Kubler builds and manages Kubernetes clusters with consistent, production-grade packaging. Prometheus collects, stores, and queries time-series data from those clusters. Used together, they create a clean feedback loop: Kubler deploys your workloads, Prometheus observes everything that follows, and your team finally gets alerts that mean something instead of everything. This pairing matters because uptime is only impressive if you can prove it.
Prometheus scrapes metrics from Kubernetes nodes, pods, and services. Kubler provides the scaffolding—cluster composition, image consistency, and lifecycle automation—that keeps those metrics relevant. Once configured, the combination lets you track resource usage down to a namespace or microservice without flooding Slack with false alarms. It’s observability that understands your context, not just your CPU rate.
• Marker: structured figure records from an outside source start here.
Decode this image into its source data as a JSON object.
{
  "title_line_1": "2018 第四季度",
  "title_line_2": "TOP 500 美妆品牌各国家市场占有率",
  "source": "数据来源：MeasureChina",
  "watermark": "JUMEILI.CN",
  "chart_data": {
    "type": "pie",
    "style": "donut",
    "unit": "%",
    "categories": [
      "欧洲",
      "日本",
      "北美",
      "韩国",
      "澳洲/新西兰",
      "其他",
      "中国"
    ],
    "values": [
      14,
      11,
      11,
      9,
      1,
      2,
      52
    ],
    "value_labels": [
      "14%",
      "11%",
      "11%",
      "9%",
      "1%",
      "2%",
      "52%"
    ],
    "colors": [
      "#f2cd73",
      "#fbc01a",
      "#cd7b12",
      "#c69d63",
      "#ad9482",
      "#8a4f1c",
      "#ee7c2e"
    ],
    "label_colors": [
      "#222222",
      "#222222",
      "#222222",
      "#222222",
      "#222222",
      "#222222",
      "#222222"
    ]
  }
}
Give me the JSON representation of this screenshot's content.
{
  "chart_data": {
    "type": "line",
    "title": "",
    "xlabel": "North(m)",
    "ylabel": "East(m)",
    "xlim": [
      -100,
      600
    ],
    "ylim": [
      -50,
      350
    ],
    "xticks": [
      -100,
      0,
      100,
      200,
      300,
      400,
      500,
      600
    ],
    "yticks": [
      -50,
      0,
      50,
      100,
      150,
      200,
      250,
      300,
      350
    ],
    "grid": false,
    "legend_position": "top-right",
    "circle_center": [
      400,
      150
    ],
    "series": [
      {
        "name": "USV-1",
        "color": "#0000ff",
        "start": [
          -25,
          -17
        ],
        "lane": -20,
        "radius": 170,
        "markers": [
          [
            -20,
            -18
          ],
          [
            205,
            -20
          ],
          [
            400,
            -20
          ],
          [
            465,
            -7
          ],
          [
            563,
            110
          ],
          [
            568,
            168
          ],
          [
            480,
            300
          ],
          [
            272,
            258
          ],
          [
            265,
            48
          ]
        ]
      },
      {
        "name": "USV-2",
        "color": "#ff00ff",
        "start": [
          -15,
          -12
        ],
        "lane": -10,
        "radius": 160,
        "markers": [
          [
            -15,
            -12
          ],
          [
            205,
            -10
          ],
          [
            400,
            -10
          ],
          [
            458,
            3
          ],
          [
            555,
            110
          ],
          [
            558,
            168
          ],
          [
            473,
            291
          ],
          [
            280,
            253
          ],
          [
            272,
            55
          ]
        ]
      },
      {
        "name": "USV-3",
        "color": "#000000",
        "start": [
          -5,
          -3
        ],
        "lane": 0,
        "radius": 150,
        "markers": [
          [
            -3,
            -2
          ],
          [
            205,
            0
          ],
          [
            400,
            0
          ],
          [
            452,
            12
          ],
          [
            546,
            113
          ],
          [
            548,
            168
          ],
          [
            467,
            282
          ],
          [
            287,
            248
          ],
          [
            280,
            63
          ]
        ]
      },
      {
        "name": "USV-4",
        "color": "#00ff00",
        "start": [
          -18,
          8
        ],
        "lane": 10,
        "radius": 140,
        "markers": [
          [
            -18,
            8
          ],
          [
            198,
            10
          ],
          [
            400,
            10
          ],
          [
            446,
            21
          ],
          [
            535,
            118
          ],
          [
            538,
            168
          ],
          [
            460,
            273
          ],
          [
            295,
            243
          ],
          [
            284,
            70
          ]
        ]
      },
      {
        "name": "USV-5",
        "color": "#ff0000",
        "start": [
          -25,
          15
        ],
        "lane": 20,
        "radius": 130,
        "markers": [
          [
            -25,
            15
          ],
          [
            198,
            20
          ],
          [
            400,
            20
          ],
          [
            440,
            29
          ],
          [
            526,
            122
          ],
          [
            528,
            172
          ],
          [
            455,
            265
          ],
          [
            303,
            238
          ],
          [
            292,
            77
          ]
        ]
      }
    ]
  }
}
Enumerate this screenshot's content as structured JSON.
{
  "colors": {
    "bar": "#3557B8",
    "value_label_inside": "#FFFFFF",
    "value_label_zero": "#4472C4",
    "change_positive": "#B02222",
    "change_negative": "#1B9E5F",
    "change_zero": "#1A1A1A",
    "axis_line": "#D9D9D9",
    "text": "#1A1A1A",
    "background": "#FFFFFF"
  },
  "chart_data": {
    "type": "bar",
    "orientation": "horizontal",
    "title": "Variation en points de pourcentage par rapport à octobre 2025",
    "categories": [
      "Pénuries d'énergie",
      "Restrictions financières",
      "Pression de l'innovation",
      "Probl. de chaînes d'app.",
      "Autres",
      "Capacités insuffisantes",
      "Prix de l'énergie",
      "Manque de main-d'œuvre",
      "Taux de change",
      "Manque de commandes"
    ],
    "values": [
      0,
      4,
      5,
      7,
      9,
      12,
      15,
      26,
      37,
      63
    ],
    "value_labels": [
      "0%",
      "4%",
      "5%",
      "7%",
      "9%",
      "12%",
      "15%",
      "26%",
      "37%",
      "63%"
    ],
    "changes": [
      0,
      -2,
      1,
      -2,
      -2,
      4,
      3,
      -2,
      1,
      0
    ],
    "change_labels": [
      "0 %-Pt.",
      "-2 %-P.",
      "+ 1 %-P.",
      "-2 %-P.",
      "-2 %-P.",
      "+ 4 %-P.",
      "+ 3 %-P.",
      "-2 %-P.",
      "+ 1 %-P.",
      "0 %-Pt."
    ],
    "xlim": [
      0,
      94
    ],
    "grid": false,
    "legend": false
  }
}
Short answer for the skimmers: Kubler Prometheus is the integration of Kubler-managed Kubernetes clusters with Prometheus monitoring, giving ops teams unified visibility, intelligent alerts, and cluster insight without manual config sprawl.
The integration flow starts with identity and endpoints. Kubler provisions Prometheus as part of your cluster’s add-ons, mapping service accounts through Kubernetes RBAC so only approved systems expose metrics. Prometheus then connects via Kubernetes service discovery, continuously scraping metrics endpoints registered by Kubler. No manual host lists, no config drift. You gain auditability because every scrape is tied to an authenticated identity, often backed by OIDC from systems like Okta or AWS IAM.
For troubleshooting, keep metric labels clean. Over-labeling creates cardinality explosions that slow query performance and distort dashboards. Rotate your Prometheus data retention window consciously; in most infrastructures, 15 days is plenty before long-term metrics go to cold storage. And if alerts start looping, revisit your recording rules before blaming latency.